Johannesson M, Borgquist L, Jönsson B, Lindholm L H
Central for Health Economics, Stockholm School of Economics, Sweden.
J Intern Med. 1996 Jul;240(1):23-9. doi: 10.1046/j.1365-2796.1996.491830000.x.
To evaluate the cost-effectiveness of two types of advice (usual and intensive) to lower cardiovascular risk, with or without pharmacological medication aimed at lowering cholesterol levels.
Prospective, randomized, controlled clinical study of 18 months' duration.
Thirty-two primary health care centres in Sweden.
A total of 384 males, aged 30-59 years, with at least one cardiovascular risk factor in addition to moderate primary hyperlipidaemia; of these, 355 completed the 18-month follow-up.
Intensive advice consisted of group sessions led by a health care professional; the usual level of advice was given at follow-up visits. The pharmacological intervention consisted of pravastatin. The goal was to achieve a 15% reduction in cholesterol.
Cost per life-year gained based on the change in serum cholesterol and the net intervention cost of the four treatment options.
The usual level of advice and intensive advice in combination with pharmacological treatment achieved no incremental effects and were not considered in the cost-effectiveness analysis. The cost per life-year gained of pharmacological treatment compared with intensive advice decreased.

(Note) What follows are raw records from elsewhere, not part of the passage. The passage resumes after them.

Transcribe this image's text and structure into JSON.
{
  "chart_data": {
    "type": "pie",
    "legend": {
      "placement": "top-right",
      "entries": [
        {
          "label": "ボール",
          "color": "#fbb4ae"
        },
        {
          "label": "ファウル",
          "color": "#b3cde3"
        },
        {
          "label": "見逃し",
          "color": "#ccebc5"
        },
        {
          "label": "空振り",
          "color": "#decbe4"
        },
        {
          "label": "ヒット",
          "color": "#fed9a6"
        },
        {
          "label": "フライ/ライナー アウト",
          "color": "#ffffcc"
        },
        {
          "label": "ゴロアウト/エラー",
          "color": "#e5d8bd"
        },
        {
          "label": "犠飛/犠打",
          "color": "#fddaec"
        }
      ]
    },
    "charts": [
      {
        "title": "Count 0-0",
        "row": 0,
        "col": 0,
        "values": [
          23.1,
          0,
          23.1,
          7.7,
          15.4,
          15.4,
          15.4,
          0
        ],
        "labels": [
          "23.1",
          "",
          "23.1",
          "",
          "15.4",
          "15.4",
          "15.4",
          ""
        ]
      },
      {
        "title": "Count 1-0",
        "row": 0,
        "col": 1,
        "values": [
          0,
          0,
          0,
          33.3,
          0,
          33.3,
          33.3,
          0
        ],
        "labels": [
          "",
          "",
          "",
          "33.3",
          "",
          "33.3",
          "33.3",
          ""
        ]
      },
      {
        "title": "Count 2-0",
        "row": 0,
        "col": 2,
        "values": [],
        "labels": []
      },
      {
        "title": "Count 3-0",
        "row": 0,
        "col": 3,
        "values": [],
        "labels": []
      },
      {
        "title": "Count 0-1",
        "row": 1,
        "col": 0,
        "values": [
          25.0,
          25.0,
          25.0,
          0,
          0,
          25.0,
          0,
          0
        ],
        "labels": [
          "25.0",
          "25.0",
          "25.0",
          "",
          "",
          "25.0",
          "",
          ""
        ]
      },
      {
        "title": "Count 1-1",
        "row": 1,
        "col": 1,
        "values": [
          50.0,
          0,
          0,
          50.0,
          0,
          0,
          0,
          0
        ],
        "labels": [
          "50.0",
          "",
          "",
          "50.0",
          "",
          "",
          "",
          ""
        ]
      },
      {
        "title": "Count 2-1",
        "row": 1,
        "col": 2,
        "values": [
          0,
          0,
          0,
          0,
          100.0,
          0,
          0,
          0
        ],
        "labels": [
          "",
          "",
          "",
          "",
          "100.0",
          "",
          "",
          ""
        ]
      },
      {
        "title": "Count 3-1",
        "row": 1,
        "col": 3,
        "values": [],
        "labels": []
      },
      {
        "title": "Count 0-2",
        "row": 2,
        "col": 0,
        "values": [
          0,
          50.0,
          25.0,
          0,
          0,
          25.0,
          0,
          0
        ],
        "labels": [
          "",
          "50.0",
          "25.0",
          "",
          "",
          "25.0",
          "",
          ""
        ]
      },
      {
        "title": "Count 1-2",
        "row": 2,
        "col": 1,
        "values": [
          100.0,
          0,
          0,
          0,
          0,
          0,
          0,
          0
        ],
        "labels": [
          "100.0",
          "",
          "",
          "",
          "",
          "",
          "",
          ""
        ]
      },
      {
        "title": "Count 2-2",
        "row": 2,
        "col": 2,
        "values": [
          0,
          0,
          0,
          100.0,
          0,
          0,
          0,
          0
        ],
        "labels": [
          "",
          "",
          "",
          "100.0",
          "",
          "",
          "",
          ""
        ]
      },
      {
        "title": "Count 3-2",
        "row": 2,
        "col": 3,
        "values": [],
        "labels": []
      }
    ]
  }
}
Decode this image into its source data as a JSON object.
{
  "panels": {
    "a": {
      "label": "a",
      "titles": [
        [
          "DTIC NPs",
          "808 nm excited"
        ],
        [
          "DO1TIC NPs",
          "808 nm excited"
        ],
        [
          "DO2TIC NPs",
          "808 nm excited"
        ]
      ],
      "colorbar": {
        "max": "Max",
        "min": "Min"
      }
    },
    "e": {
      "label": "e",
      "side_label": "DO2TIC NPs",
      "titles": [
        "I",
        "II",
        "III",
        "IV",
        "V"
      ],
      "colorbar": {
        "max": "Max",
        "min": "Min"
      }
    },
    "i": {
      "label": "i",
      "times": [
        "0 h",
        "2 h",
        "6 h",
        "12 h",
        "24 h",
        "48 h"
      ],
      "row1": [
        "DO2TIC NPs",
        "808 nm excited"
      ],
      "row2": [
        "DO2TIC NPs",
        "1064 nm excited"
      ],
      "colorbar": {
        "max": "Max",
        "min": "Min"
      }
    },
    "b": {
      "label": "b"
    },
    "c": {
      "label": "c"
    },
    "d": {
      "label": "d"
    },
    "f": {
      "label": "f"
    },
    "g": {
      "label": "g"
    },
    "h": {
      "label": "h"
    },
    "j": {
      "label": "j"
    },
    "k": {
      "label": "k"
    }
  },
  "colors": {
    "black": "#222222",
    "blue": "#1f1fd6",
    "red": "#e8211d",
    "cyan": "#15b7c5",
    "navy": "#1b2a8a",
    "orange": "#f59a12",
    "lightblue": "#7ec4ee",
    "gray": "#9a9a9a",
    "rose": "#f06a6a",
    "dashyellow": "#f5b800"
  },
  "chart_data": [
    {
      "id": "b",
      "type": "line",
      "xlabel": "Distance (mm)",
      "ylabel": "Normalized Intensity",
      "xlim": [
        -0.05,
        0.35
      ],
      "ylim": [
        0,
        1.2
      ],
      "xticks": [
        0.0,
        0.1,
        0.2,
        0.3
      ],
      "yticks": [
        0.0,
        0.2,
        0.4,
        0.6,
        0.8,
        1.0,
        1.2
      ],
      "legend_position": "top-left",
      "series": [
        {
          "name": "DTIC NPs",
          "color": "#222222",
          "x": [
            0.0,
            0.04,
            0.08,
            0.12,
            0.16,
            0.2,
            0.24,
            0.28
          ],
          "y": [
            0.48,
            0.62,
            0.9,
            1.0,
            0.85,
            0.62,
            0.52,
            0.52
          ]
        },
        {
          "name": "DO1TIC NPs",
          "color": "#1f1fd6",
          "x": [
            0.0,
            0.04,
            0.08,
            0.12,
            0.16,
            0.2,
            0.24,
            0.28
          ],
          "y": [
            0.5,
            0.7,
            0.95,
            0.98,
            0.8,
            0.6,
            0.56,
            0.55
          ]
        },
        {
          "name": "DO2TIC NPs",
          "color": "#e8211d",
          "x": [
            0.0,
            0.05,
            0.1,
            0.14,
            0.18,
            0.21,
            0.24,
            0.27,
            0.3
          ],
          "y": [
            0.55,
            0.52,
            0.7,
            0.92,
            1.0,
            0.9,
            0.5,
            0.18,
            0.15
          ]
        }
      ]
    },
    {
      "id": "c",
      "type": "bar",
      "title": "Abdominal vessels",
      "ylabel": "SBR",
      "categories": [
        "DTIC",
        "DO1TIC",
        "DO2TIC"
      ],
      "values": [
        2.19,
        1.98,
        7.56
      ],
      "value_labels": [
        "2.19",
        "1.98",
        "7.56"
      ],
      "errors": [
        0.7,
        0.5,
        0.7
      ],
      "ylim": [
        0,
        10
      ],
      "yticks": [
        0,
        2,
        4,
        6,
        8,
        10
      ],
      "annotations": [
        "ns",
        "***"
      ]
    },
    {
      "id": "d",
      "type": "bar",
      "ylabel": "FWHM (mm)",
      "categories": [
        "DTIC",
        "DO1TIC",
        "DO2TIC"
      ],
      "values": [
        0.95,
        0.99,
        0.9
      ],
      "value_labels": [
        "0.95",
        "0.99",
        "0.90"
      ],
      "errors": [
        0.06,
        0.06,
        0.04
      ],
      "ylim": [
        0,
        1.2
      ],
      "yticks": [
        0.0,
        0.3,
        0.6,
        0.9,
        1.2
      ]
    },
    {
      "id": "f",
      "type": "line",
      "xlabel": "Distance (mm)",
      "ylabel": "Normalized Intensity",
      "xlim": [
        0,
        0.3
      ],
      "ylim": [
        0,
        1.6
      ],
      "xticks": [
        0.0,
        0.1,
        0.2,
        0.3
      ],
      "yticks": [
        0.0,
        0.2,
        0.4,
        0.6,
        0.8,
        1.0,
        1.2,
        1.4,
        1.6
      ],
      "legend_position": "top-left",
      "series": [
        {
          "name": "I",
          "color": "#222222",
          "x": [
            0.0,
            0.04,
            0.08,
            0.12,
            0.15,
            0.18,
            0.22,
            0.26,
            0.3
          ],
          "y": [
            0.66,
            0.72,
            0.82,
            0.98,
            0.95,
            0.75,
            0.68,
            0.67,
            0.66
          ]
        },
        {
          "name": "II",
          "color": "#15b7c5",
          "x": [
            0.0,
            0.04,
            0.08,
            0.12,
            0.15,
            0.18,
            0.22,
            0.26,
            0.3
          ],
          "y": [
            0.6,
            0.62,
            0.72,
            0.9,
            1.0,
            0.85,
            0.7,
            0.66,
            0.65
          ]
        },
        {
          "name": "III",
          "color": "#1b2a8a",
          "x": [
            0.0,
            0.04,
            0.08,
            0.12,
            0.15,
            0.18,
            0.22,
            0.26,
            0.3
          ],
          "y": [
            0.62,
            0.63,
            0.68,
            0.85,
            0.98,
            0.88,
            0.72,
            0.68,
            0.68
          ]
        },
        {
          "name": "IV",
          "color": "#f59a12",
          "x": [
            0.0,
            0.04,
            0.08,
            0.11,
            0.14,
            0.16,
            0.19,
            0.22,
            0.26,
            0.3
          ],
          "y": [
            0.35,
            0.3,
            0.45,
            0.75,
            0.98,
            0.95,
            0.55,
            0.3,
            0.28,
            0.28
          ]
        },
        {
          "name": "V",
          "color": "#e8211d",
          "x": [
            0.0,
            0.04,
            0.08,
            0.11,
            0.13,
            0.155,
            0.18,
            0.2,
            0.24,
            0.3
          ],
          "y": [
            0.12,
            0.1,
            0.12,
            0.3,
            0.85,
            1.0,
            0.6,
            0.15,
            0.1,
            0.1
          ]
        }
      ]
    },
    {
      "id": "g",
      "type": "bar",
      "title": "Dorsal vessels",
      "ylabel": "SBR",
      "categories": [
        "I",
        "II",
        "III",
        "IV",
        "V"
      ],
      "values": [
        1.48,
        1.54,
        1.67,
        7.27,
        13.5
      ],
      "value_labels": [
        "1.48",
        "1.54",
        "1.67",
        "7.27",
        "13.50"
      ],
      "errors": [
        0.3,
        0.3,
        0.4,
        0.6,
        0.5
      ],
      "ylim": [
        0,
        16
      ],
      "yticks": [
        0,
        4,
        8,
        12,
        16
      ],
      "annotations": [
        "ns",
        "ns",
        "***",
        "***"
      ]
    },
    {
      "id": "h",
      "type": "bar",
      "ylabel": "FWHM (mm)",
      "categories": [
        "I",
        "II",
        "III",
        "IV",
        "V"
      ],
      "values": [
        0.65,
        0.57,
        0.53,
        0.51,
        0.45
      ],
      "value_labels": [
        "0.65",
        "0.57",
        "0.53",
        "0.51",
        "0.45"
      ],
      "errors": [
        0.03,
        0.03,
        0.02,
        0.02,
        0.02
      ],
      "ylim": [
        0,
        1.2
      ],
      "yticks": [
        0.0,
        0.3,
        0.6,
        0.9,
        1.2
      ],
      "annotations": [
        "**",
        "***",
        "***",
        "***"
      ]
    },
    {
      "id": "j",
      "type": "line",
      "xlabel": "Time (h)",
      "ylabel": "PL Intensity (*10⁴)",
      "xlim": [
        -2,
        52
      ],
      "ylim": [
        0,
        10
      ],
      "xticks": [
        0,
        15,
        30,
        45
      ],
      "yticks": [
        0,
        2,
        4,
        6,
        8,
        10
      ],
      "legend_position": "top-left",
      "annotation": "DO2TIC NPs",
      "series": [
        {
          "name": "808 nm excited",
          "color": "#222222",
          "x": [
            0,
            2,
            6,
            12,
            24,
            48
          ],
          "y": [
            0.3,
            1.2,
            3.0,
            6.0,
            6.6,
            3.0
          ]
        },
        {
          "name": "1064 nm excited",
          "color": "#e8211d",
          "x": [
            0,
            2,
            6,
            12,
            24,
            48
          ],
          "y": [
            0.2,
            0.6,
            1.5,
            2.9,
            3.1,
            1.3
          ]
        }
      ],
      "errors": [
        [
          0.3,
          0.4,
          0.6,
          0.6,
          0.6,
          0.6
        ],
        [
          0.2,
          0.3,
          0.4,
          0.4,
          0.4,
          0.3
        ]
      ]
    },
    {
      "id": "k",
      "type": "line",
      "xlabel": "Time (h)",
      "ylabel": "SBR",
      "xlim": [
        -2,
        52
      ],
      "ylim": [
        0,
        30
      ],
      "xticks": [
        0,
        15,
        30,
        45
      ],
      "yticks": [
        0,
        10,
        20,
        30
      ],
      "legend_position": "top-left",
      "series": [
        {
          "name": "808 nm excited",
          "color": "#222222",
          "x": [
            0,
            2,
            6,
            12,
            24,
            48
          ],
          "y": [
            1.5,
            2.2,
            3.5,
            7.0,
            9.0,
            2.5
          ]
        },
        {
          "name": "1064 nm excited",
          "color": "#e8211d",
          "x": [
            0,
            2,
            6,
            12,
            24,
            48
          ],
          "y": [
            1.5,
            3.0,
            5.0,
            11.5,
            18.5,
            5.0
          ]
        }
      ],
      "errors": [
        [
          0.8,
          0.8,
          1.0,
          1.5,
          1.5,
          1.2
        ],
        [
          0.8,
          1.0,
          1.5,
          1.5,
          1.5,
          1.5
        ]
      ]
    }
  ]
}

The cost per life-year gained of pharmacological treatment compared with no treatment was about $61,000, if no adverse consequences on noncardiovascular mortality were assumed.
According to the results of the CELL trial, intensive advice is not a cost-effective strategy compared with lipid-lowering drug treatment. However, it is also doubtful whether drug treatment as primary prevention is cost-effective compared with no treatment in the studied patient population.
评估两种类型的建议(常规建议和强化建议)在降低心血管疾病风险方面的成本效益,无论是否使用旨在降低胆固醇水平的药物治疗。
为期18个月的前瞻性、随机、对照临床研究。
瑞典的32个初级卫生保健中心。
共有384名年龄在30 - 59岁之间的男性,除中度原发性高脂血症外,至少还有一种心血管疾病风险因素;其中355名完成了18个月的随访。
强化建议由一名医疗保健专业人员主持小组会议;常规建议在随访时提供。药物干预包括普伐他汀。目标是使胆固醇降低15%。
基于血清胆固醇变化和四种治疗方案的净干预成本计算每获得一个生命年的成本。
常规建议以及强化建议与药物治疗相结合未产生增量效果,因此未纳入成本效益分析。与强化建议相比,药物治疗每获得一个生命年的成本有所降低。如果假设对非心血管疾病死亡率没有不良影响,与不治疗相比,药物治疗每获得一个生命年的成本约为61,000美元。
根据CELL试验的结果,与降脂药物治疗相比,强化建议不是一种具有成本效益的策略。然而,在研究的患者群体中,作为一级预防的药物治疗与不治疗相比是否具有成本效益也值得怀疑。